The pilot will run for two years and it may go city-wide in 2017.

The homes were randomly selected to reflect a variety of demographics. They were further broken down by neighbourhood, home assessment value, back alley or front collection and the year the home was built.

About 600 carts will be picked up on either Monday, Tuesday or Wednesday at selected homes on a variety of neighbourhood streets.

Janet Whitesell, the city’s waste management superintendent, said some people may be across the street from a home in a pilot and may question the efficiency and why their house isn’t on the pilot. She said the city wanted the pilot to represent the city as whole.

“We had some of those conversations as we were designing it and it may make sense on the map,” said Whitesell. “But then we may have too many houses built in the 1990s compare to what the rest of the city is like.”

Whitesell said choosing the number of homes in the pilot and trying to be efficient were challenges.

She said 2,000 is a high number for a pilot, representing nearly seven per cent of the city’s 30,000 single-family homes.

“If you’re only doing 500 households, you will not get enough of the demographics,” said Whitesell. “And it’s not going to be efficient to have a truck. Certainly it was challenging to balance.”

Carts will be picked up in Highland Green, West Park, Oriole Park and West Lake on Monday.
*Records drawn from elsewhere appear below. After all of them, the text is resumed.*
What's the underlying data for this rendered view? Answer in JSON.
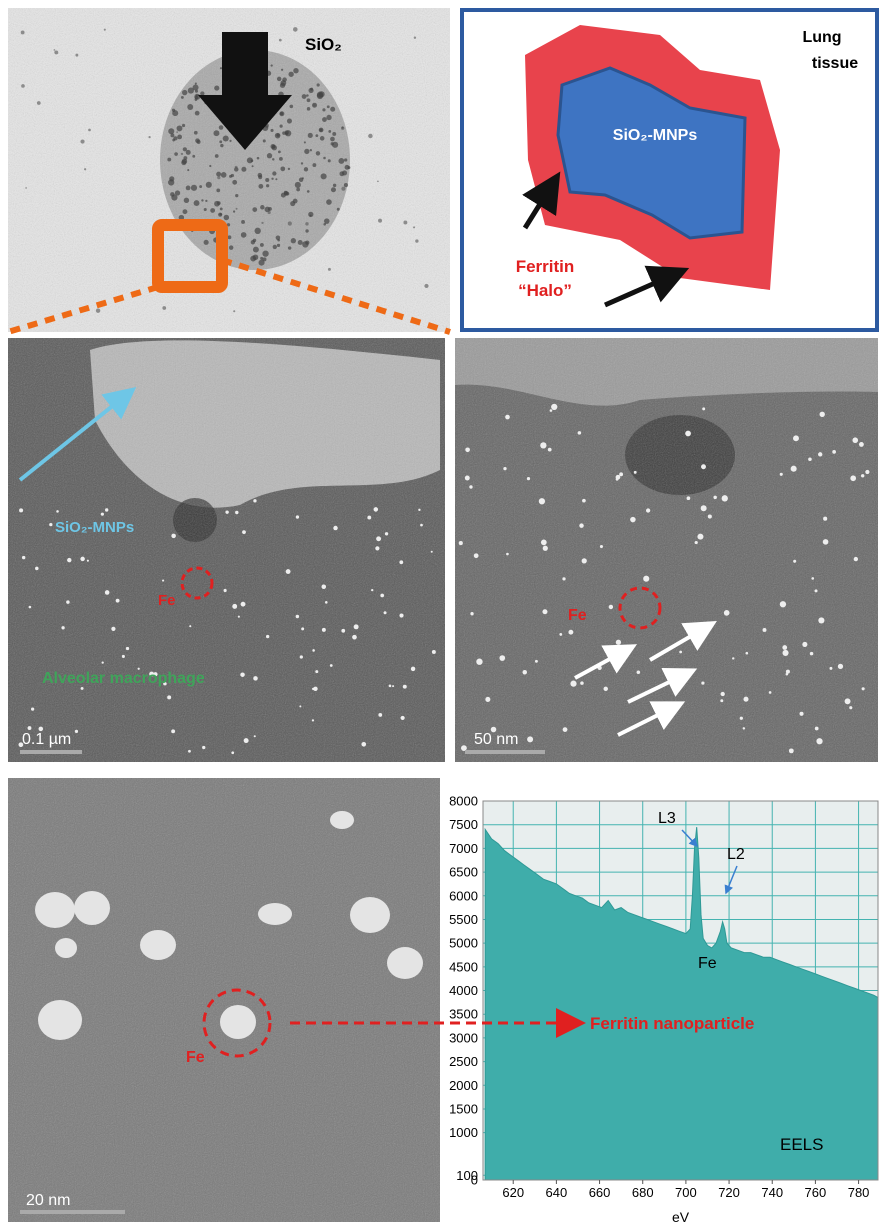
{
  "panel_a": {
    "label": "SiO₂"
  },
  "panel_b": {
    "title_line1": "Lung",
    "title_line2": "tissue",
    "core": "SiO₂-MNPs",
    "halo_line1": "Ferritin",
    "halo_line2": "“Halo”"
  },
  "panel_c": {
    "particles": "SiO₂-MNPs",
    "fe": "Fe",
    "cell": "Alveolar macrophage",
    "scale": "0.1 µm"
  },
  "panel_d": {
    "fe": "Fe",
    "scale": "50 nm"
  },
  "panel_e": {
    "fe": "Fe",
    "scale": "20 nm",
    "pointer": "Ferritin nanoparticle"
  },
  "chart_data": {
    "type": "area",
    "x_label": "eV",
    "legend_text": "EELS",
    "annotations": {
      "l3": "L3",
      "l2": "L2",
      "fe": "Fe"
    },
    "color": "#3fadaa",
    "grid": true,
    "xlim": [
      606,
      789
    ],
    "ylim": [
      0,
      8000
    ],
    "xticks": [
      620,
      640,
      660,
      680,
      700,
      720,
      740,
      760,
      780
    ],
    "yticks": [
      0,
      100,
      1000,
      1500,
      2000,
      2500,
      3000,
      3500,
      4000,
      4500,
      5000,
      5500,
      6000,
      6500,
      7000,
      7500,
      8000
    ],
    "x": [
      607,
      610,
      613,
      616,
      619,
      622,
      625,
      628,
      631,
      634,
      637,
      640,
      643,
      646,
      649,
      652,
      655,
      658,
      661,
      664,
      667,
      670,
      673,
      676,
      679,
      682,
      685,
      688,
      691,
      694,
      697,
      700,
      702,
      703,
      704,
      705,
      706,
      707,
      708,
      710,
      712,
      714,
      716,
      717,
      718,
      719,
      721,
      724,
      727,
      730,
      733,
      736,
      739,
      742,
      745,
      748,
      751,
      754,
      757,
      760,
      763,
      766,
      769,
      772,
      775,
      778,
      781,
      784,
      787,
      789
    ],
    "values": [
      7400,
      7200,
      7100,
      6950,
      6850,
      6750,
      6650,
      6550,
      6450,
      6350,
      6300,
      6250,
      6150,
      6050,
      6000,
      5950,
      5850,
      5800,
      5750,
      5900,
      5700,
      5750,
      5650,
      5600,
      5550,
      5500,
      5450,
      5400,
      5350,
      5300,
      5250,
      5200,
      5300,
      6000,
      7000,
      7450,
      6800,
      5600,
      5100,
      4950,
      4900,
      5000,
      5250,
      5450,
      5300,
      5000,
      4900,
      4850,
      4800,
      4800,
      4750,
      4700,
      4700,
      4650,
      4600,
      4550,
      4500,
      4450,
      4400,
      4350,
      4300,
      4250,
      4200,
      4150,
      4100,
      4050,
      4000,
      3950,
      3900,
      3850
    ]
  }
}
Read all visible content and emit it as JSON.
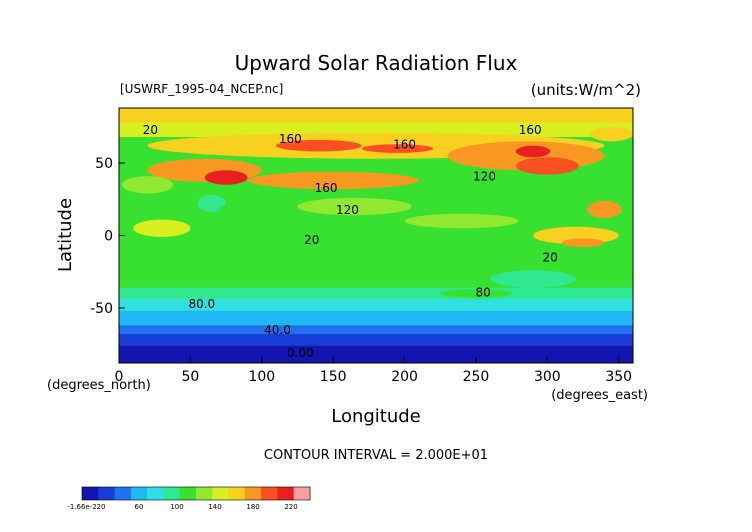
{
  "chart_data": {
    "type": "heatmap",
    "title": "Upward Solar Radiation Flux",
    "file_label": "[USWRF_1995-04_NCEP.nc]",
    "units_label": "(units:W/m^2)",
    "xlabel": "Longitude",
    "ylabel": "Latitude",
    "x_unit_label": "(degrees_east)",
    "y_unit_label": "(degrees_north)",
    "xlim": [
      0,
      360
    ],
    "ylim": [
      -88,
      88
    ],
    "x_ticks": [
      "0",
      "50",
      "100",
      "150",
      "200",
      "250",
      "300",
      "350"
    ],
    "y_ticks": [
      "50",
      "0",
      "-50"
    ],
    "contour_interval_text": "CONTOUR INTERVAL = 2.000E+01",
    "contour_labels": [
      {
        "text": "20",
        "x": 22,
        "y": 70
      },
      {
        "text": "160",
        "x": 120,
        "y": 64
      },
      {
        "text": "160",
        "x": 200,
        "y": 60
      },
      {
        "text": "160",
        "x": 288,
        "y": 70
      },
      {
        "text": "120",
        "x": 256,
        "y": 38
      },
      {
        "text": "160",
        "x": 145,
        "y": 30
      },
      {
        "text": "120",
        "x": 160,
        "y": 15
      },
      {
        "text": "20",
        "x": 135,
        "y": -6
      },
      {
        "text": "20",
        "x": 302,
        "y": -18
      },
      {
        "text": "80",
        "x": 255,
        "y": -42
      },
      {
        "text": "80.0",
        "x": 58,
        "y": -50
      },
      {
        "text": "40.0",
        "x": 111,
        "y": -68
      },
      {
        "text": "0.00",
        "x": 127,
        "y": -84
      }
    ],
    "colorbar": {
      "tick_labels": [
        "-1.66e-2",
        "20",
        "60",
        "100",
        "140",
        "180",
        "220"
      ],
      "tick_values": [
        0,
        20,
        60,
        100,
        140,
        180,
        220
      ],
      "range": [
        0,
        240
      ],
      "colors": [
        "#1414b0",
        "#1a3cd8",
        "#2070f0",
        "#20b8f4",
        "#30e0e0",
        "#30e890",
        "#38e030",
        "#90e830",
        "#d8f020",
        "#f8d020",
        "#f89820",
        "#f85020",
        "#e82020",
        "#f8a0a0"
      ]
    }
  }
}
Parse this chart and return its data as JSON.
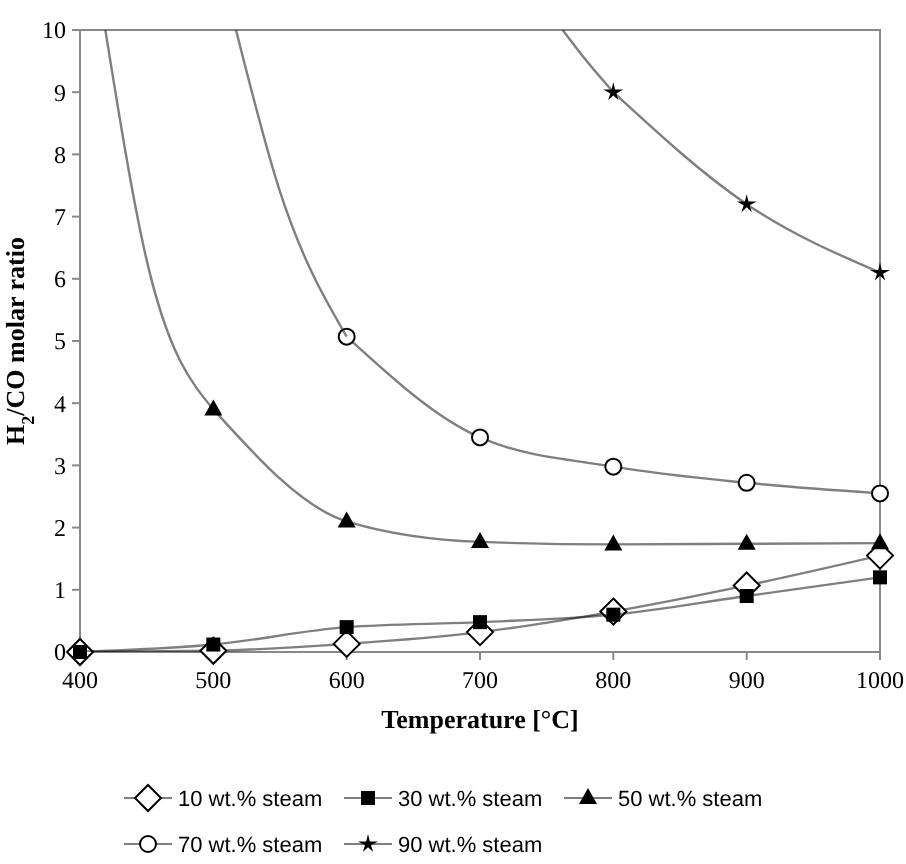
{
  "chart_data": {
    "type": "line",
    "xlabel": "Temperature [°C]",
    "ylabel": "H$_{2}$/CO molar ratio",
    "xlim": [
      400,
      1000
    ],
    "xticks": [
      400,
      500,
      600,
      700,
      800,
      900,
      1000
    ],
    "ylim": [
      0,
      10
    ],
    "yticks": [
      0,
      1,
      2,
      3,
      4,
      5,
      6,
      7,
      8,
      9,
      10
    ],
    "grid": false,
    "legend": "bottom",
    "line_style": "solid",
    "series": [
      {
        "name": "10 wt.% steam",
        "color": "#000000",
        "marker": "diamond",
        "x": [
          400,
          500,
          600,
          700,
          800,
          900,
          1000
        ],
        "values": [
          0,
          0.02,
          0.13,
          0.32,
          0.65,
          1.07,
          1.55
        ]
      },
      {
        "name": "30 wt.% steam",
        "color": "#000000",
        "marker": "square",
        "x": [
          400,
          500,
          600,
          700,
          800,
          900,
          1000
        ],
        "values": [
          0,
          0.12,
          0.4,
          0.48,
          0.6,
          0.9,
          1.2
        ]
      },
      {
        "name": "50 wt.% steam",
        "color": "#000000",
        "marker": "triangle",
        "x": [
          500,
          600,
          700,
          800,
          900,
          1000
        ],
        "values": [
          3.9,
          2.1,
          1.77,
          1.73,
          1.74,
          1.75
        ]
      },
      {
        "name": "70 wt.% steam",
        "color": "#000000",
        "marker": "circle",
        "x": [
          600,
          700,
          800,
          900,
          1000
        ],
        "values": [
          5.07,
          3.45,
          2.98,
          2.72,
          2.55
        ]
      },
      {
        "name": "90 wt.% steam",
        "color": "#000000",
        "marker": "star",
        "x": [
          800,
          900,
          1000
        ],
        "values": [
          9.0,
          7.2,
          6.1
        ]
      },
      {
        "color": "#000000",
        "marker": "none",
        "x": [
          419,
          450,
          500
        ],
        "values": [
          10,
          6.3,
          3.9
        ]
      },
      {
        "color": "#000000",
        "marker": "none",
        "x": [
          517,
          550,
          600
        ],
        "values": [
          10,
          7.4,
          5.07
        ]
      },
      {
        "color": "#000000",
        "marker": "none",
        "x": [
          762,
          780,
          800
        ],
        "values": [
          10,
          9.5,
          9.0
        ]
      }
    ]
  }
}
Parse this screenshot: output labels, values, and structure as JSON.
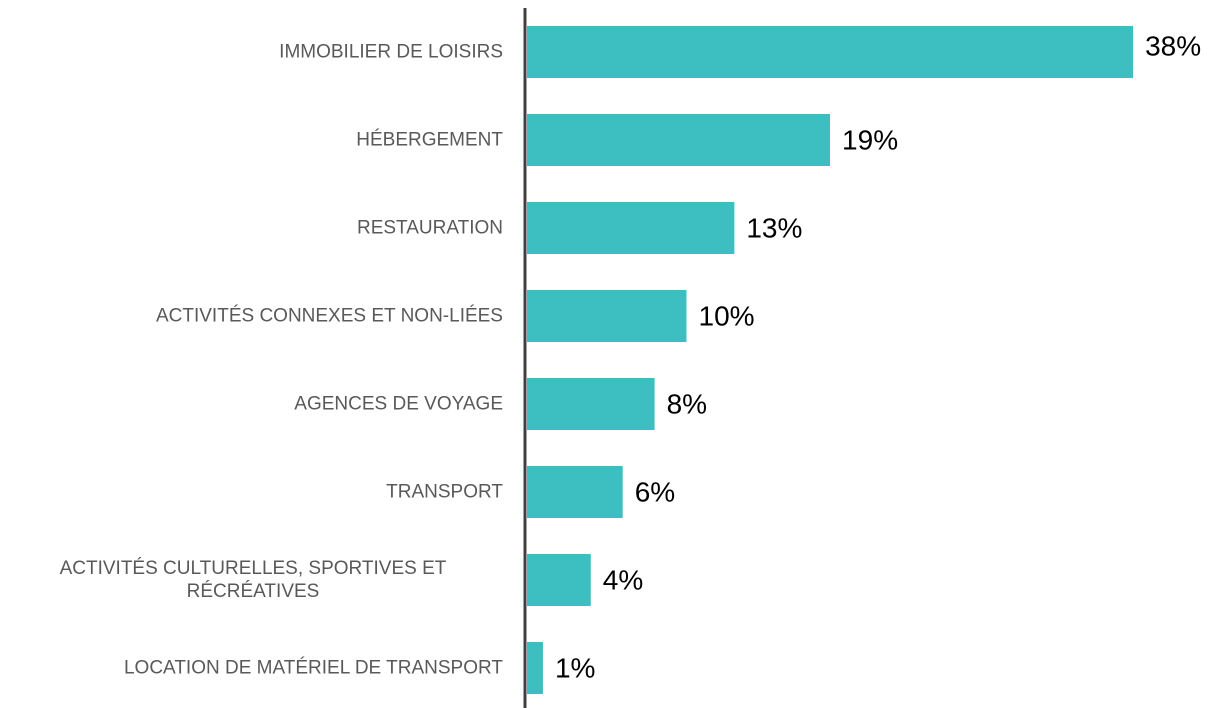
{
  "chart_data": {
    "type": "bar",
    "orientation": "horizontal",
    "categories": [
      "IMMOBILIER DE LOISIRS",
      "HÉBERGEMENT",
      "RESTAURATION",
      "ACTIVITÉS CONNEXES ET NON-LIÉES",
      "AGENCES DE VOYAGE",
      "TRANSPORT",
      "ACTIVITÉS CULTURELLES, SPORTIVES ET RÉCRÉATIVES",
      "LOCATION DE MATÉRIEL DE TRANSPORT"
    ],
    "values": [
      38,
      19,
      13,
      10,
      8,
      6,
      4,
      1
    ],
    "value_labels": [
      "38%",
      "19%",
      "13%",
      "10%",
      "8%",
      "6%",
      "4%",
      "1%"
    ],
    "color": "#3dbfc2",
    "xlim": [
      0,
      40
    ]
  }
}
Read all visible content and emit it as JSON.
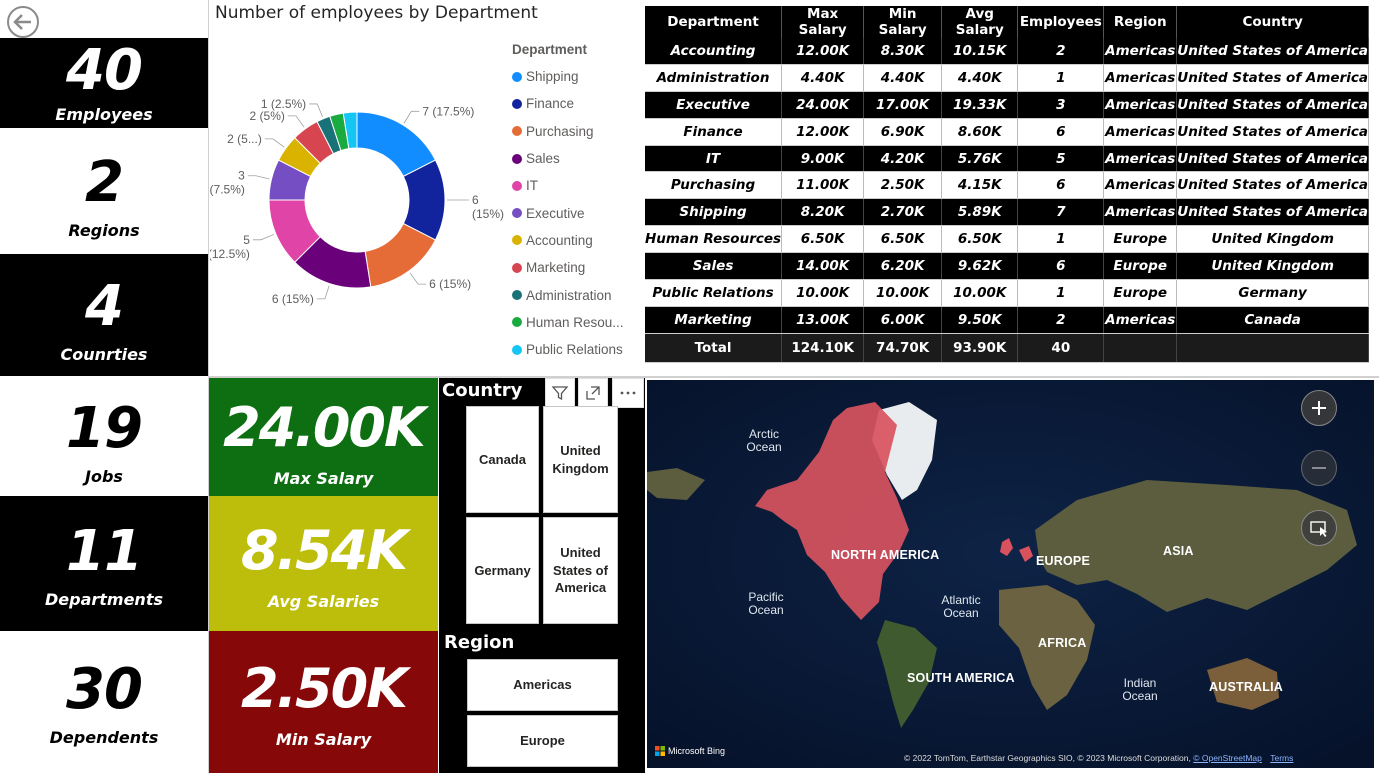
{
  "kpis": [
    {
      "value": "40",
      "label": "Employees"
    },
    {
      "value": "2",
      "label": "Regions"
    },
    {
      "value": "4",
      "label": "Counrties"
    },
    {
      "value": "19",
      "label": "Jobs"
    },
    {
      "value": "11",
      "label": "Departments"
    },
    {
      "value": "30",
      "label": "Dependents"
    }
  ],
  "salaries": [
    {
      "value": "24.00K",
      "label": "Max Salary",
      "color": "#0d6f12"
    },
    {
      "value": "8.54K",
      "label": "Avg Salaries",
      "color": "#bdbd0c"
    },
    {
      "value": "2.50K",
      "label": "Min Salary",
      "color": "#860808"
    }
  ],
  "chart_data": {
    "type": "pie",
    "title": "Number of employees by Department",
    "legend_title": "Department",
    "legend_placement": "right",
    "categories": [
      "Shipping",
      "Finance",
      "Purchasing",
      "Sales",
      "IT",
      "Executive",
      "Accounting",
      "Marketing",
      "Administration",
      "Human Resources",
      "Public Relations"
    ],
    "legend_labels": [
      "Shipping",
      "Finance",
      "Purchasing",
      "Sales",
      "IT",
      "Executive",
      "Accounting",
      "Marketing",
      "Administration",
      "Human Resou...",
      "Public Relations"
    ],
    "values": [
      7,
      6,
      6,
      6,
      5,
      3,
      2,
      2,
      1,
      1,
      1
    ],
    "colors": [
      "#118dff",
      "#12239e",
      "#e66c37",
      "#6b007b",
      "#e044a7",
      "#744ec2",
      "#d9b300",
      "#d64550",
      "#197278",
      "#1aab40",
      "#15c6f4"
    ],
    "data_labels": [
      {
        "line1": "7 (17.5%)",
        "line2": ""
      },
      {
        "line1": "6",
        "line2": "(15%)"
      },
      {
        "line1": "6 (15%)",
        "line2": ""
      },
      {
        "line1": "6 (15%)",
        "line2": ""
      },
      {
        "line1": "5",
        "line2": "(12.5%)"
      },
      {
        "line1": "3",
        "line2": "(7.5%)"
      },
      {
        "line1": "2 (5...)",
        "line2": ""
      },
      {
        "line1": "2 (5%)",
        "line2": ""
      },
      {
        "line1": "1 (2.5%)",
        "line2": ""
      }
    ]
  },
  "table": {
    "columns": [
      "Department",
      "Max Salary",
      "Min Salary",
      "Avg Salary",
      "Employees",
      "Region",
      "Country"
    ],
    "rows": [
      [
        "Accounting",
        "12.00K",
        "8.30K",
        "10.15K",
        "2",
        "Americas",
        "United States of America"
      ],
      [
        "Administration",
        "4.40K",
        "4.40K",
        "4.40K",
        "1",
        "Americas",
        "United States of America"
      ],
      [
        "Executive",
        "24.00K",
        "17.00K",
        "19.33K",
        "3",
        "Americas",
        "United States of America"
      ],
      [
        "Finance",
        "12.00K",
        "6.90K",
        "8.60K",
        "6",
        "Americas",
        "United States of America"
      ],
      [
        "IT",
        "9.00K",
        "4.20K",
        "5.76K",
        "5",
        "Americas",
        "United States of America"
      ],
      [
        "Purchasing",
        "11.00K",
        "2.50K",
        "4.15K",
        "6",
        "Americas",
        "United States of America"
      ],
      [
        "Shipping",
        "8.20K",
        "2.70K",
        "5.89K",
        "7",
        "Americas",
        "United States of America"
      ],
      [
        "Human Resources",
        "6.50K",
        "6.50K",
        "6.50K",
        "1",
        "Europe",
        "United Kingdom"
      ],
      [
        "Sales",
        "14.00K",
        "6.20K",
        "9.62K",
        "6",
        "Europe",
        "United Kingdom"
      ],
      [
        "Public Relations",
        "10.00K",
        "10.00K",
        "10.00K",
        "1",
        "Europe",
        "Germany"
      ],
      [
        "Marketing",
        "13.00K",
        "6.00K",
        "9.50K",
        "2",
        "Americas",
        "Canada"
      ]
    ],
    "total": [
      "Total",
      "124.10K",
      "74.70K",
      "93.90K",
      "40",
      "",
      ""
    ]
  },
  "country_slicer": {
    "title": "Country",
    "options": [
      "Canada",
      "United Kingdom",
      "Germany",
      "United States of America"
    ]
  },
  "region_slicer": {
    "title": "Region",
    "options": [
      "Americas",
      "Europe"
    ]
  },
  "visual_header": {
    "icons": [
      "filter-icon",
      "focus-mode-icon",
      "more-options-icon"
    ]
  },
  "map": {
    "oceans": [
      "Arctic Ocean",
      "Pacific Ocean",
      "Atlantic Ocean",
      "Indian Ocean"
    ],
    "continents": [
      "NORTH AMERICA",
      "EUROPE",
      "ASIA",
      "AFRICA",
      "SOUTH AMERICA",
      "AUSTRALIA"
    ],
    "attribution": "© 2022 TomTom, Earthstar Geographics SIO, © 2023 Microsoft Corporation,",
    "osm_link": "© OpenStreetMap",
    "terms_link": "Terms",
    "brand": "Microsoft Bing",
    "highlight_color": "#e05a64"
  }
}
On Tuesday the trucks will pick up carts in Glendale, Pines, Timberlands, Kentwood, Mustang Acres and College Park.

On Wednesday, it travels to Parkvale, Grandview, Mountview, Sunnybrook and Inglewood.

About 40 per cent of all household waste is organic and can be diverted from the landfill.

“It is really exciting for us,” said Whitesell. “It’s a big win if you think you can get 40 per cent of what’s in your garbage out of it and divert it to composting, that’s pretty awesome. The pilot will help us iron out and design the best program that we can. The folks on the pilot have a chance to be leaders in our community and help us learn from their experiences.”

A contractor will pick up the carts and transport them to Stickland Farms, a composting facility, west of Penhold. The resulting compost will be used on local agricultural land.

Homes in the pilot will not be charged for the service but once the city-wide program is launched, a fee will be tacked on to residential utility bills.

Carts will be delivered between April 20 and 23. An official launch to kick off the pilot is slated for April 20.

The pilot is one of the initiatives that aligns with the city’s Waste Management Master and Environmental Master Plans that aim to reduce the garbage that is sent to the landfill.

Many municipalities across Alberta and Canada operate similar collection programs, including Calgary, Airdrie and Leduc.